Americans think that the legacy of MLK is still relevant, though opinions are divided on how good race relations actually are.
(Week of August 26, 2013) As the country reflects on the 50th anniversary of the 1963 March on Washington and Dr. Martin Luther King’s famous “I Have a Dream” speech, Americans see progress made, but there is some way yet to travel. In the latest Economist/YouGov Poll, most Americans – black and white – still see racism as a problem, even as they agree that things are far better than they were in Dr. King’s time.
Dr. King – and the speech itself – are admired. By more than two to one, Americans believe the “I Have a Dream” speech is still relevant today – and to all generations.
On this, whites and blacks agree.
However one in five say they know nothing about the March – and age matters here. Three in ten of those under the age of 30 (who were not alive in 1963) say they know nothing about the March, as do 22% of those between 30 and 44. Just 6% of those 65 and older (who were at least teenagers in 1963) claim to know nothing.
Two out of three Americans believe race relations have improved since Dr. King’s time, and just 11% believe they are worse now. Still, there has been a ten-point drop since 2011 in those who think things have improved from the way they were in the 1960’s. In August, 2011, at the time of the dedication of the King Memorial in Washington, DC, 77% believed race relations were better than they were in the 1960’s.
Three in four Americans say the protest marches King led in the 1960’s sped up civil rights. That is even higher than the 67% who thought that in 1973, ten years after the March.
Despite these positive assessments, many Americans see much more that needs to be done. One in four say a “great deal” of Dr. King’s dream has been fulfilled, but others think there is yet more to do. African-Americans see more work to be done than whites do.
That racial difference extends to the overall perception of race relations nationally. A majority of Americans describe race relations as “good,” but there is a ten-point gap in the perceptions of whites and blacks. Whites see race relations as good by an 16-point margin, while a majority of blacks describe them as bad.
Americans still may be reacting to the publicity surrounding the Florida shooting of a black teenager, Trayvon Martin, and the acquittal of neighborhood watch volunteer George Zimmerman for that shooting. Two years ago, even more whites – and a majority of African-Americans – described race relations positively. Attitudes are affected, at least in the short term, for a time after racially-charged events. The percentage describing race relations as “good” dropped to an all-time low of 25% in a 1992 CBS News Poll, just after the acquittal of white Los Angeles police officers charged in the beating of Rodney King, a black man. The first time a majority of African-Americans described race relations as “good” came just after the inauguration of Barack Obama as the country’s first black President. African-Americans no longer do.
As for current perception of the first black President’s impact on race relations, many see no change – and many think things have gotten worse. That is particularly true of white Americans, 45% of whom say race relations have gotten worse since Barack Obama became President. Nearly a third of blacks also agree.

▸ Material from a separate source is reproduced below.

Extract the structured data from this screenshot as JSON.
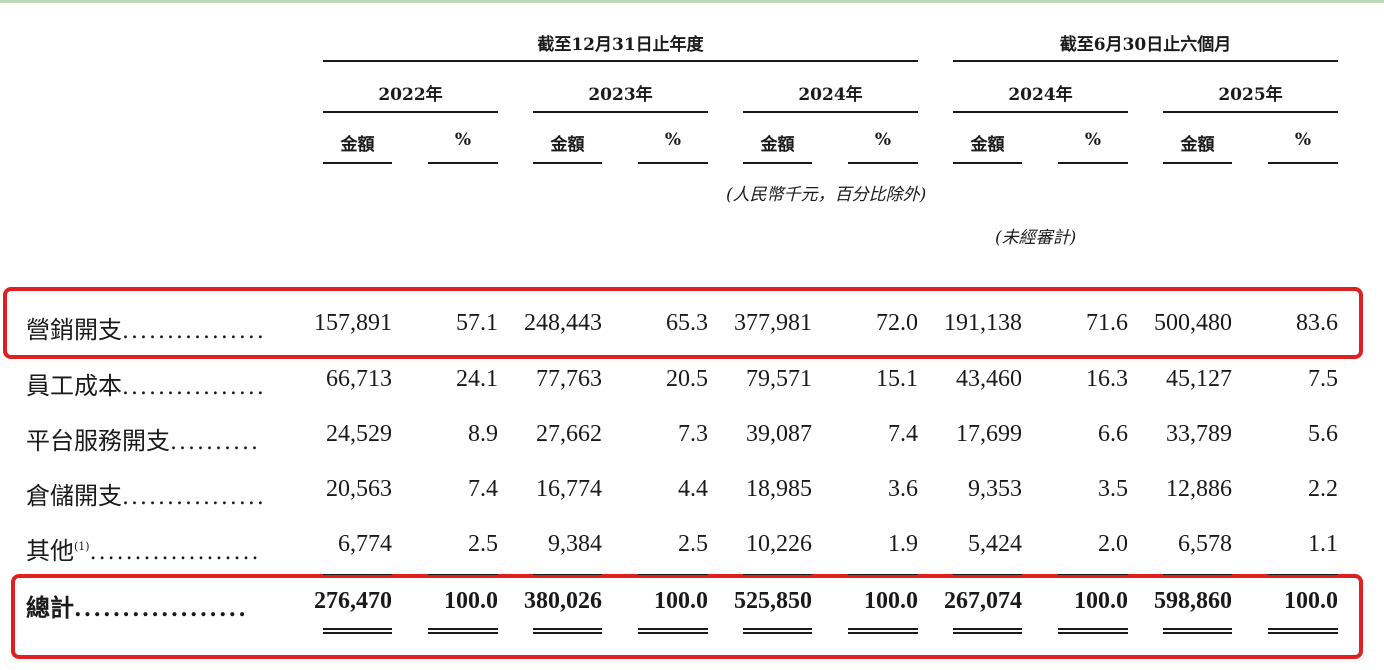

Two years ago, the public assessed the previous two years somewhat less negatively. Just 30% then believed race relations had gotten worse since Barack Obama became President.

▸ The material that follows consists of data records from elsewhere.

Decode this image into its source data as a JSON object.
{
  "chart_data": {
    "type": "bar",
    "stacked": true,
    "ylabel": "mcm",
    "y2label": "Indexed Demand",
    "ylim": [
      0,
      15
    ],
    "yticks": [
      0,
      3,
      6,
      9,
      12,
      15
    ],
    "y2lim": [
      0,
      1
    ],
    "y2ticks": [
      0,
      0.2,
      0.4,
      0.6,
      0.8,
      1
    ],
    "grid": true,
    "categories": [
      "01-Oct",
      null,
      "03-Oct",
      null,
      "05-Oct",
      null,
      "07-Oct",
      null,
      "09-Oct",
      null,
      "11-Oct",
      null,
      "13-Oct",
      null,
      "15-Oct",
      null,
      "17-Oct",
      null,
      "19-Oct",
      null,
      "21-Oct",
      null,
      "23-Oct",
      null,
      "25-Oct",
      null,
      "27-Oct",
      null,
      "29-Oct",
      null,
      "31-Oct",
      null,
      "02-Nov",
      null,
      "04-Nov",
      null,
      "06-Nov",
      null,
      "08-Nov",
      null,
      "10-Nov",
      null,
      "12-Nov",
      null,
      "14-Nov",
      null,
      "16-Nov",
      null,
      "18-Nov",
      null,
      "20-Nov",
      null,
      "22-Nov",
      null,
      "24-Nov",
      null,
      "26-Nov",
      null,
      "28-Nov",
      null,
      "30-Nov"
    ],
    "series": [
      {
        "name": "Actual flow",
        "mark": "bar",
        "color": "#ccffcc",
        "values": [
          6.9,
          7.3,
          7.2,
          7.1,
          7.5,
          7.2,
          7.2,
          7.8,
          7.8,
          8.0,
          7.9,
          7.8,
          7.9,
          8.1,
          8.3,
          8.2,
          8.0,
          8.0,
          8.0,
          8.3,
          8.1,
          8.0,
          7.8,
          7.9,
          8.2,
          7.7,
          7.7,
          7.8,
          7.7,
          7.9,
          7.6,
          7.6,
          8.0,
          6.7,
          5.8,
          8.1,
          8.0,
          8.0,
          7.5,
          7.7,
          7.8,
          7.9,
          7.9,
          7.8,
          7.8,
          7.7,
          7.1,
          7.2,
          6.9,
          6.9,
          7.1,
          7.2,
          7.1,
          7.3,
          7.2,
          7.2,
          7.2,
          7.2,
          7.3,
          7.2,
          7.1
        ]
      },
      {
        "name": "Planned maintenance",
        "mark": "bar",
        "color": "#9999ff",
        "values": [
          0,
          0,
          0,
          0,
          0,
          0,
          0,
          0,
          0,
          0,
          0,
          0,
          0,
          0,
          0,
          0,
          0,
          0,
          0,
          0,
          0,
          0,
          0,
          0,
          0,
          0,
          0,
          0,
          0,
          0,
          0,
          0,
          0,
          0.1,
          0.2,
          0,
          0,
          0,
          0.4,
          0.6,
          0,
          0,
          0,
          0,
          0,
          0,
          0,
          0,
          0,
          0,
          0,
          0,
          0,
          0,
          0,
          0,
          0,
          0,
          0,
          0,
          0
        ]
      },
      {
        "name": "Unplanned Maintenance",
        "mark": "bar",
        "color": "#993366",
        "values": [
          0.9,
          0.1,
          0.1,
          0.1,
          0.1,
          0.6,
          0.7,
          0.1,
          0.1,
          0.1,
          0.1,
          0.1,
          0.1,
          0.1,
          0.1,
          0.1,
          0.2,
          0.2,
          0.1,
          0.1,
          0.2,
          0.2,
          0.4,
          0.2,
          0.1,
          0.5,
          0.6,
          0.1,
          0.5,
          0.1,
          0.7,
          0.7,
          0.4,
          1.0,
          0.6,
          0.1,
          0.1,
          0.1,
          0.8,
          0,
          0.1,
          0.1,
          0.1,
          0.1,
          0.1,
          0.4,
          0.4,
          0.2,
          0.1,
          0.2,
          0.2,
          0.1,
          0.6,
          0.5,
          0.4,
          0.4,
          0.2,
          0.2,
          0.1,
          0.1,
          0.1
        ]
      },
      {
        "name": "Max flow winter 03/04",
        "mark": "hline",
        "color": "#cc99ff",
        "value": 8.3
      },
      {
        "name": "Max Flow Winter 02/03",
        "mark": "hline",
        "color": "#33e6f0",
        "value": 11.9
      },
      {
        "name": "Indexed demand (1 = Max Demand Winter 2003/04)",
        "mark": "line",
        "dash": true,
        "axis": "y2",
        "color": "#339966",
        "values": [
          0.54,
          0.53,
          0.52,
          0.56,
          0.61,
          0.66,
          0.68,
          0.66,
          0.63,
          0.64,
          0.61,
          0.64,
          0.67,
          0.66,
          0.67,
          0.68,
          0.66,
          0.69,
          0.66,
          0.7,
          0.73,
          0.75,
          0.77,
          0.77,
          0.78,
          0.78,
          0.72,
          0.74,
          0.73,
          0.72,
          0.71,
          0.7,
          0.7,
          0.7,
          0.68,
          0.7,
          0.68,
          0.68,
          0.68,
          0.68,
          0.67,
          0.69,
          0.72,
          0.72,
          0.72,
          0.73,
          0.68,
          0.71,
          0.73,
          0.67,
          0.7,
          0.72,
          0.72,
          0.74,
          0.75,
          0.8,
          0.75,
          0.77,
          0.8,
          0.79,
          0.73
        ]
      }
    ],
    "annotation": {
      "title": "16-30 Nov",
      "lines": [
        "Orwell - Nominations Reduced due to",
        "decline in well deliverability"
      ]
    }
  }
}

Both whites and blacks agree there is still more work to do. Perhaps not just for African-Americans, but for other groups as well. Majorities of whites and blacks agree that racism is still at least somewhat of a problem, though just 25% overall say it is a big problem today. Still that is up from 16% two years ago.
Both whites and blacks are more likely now than they were two years ago to see racism as a big problem. Blacks are twice as likely as whites to say that. Blacks are also more likely than whites to see discrimination against other groups as well. Overall, however, most Americans agree there is at least a fair amount of discrimination against Arab Americans, Mexican Americans, Muslim, and LGBT people, as well as against African-Americans.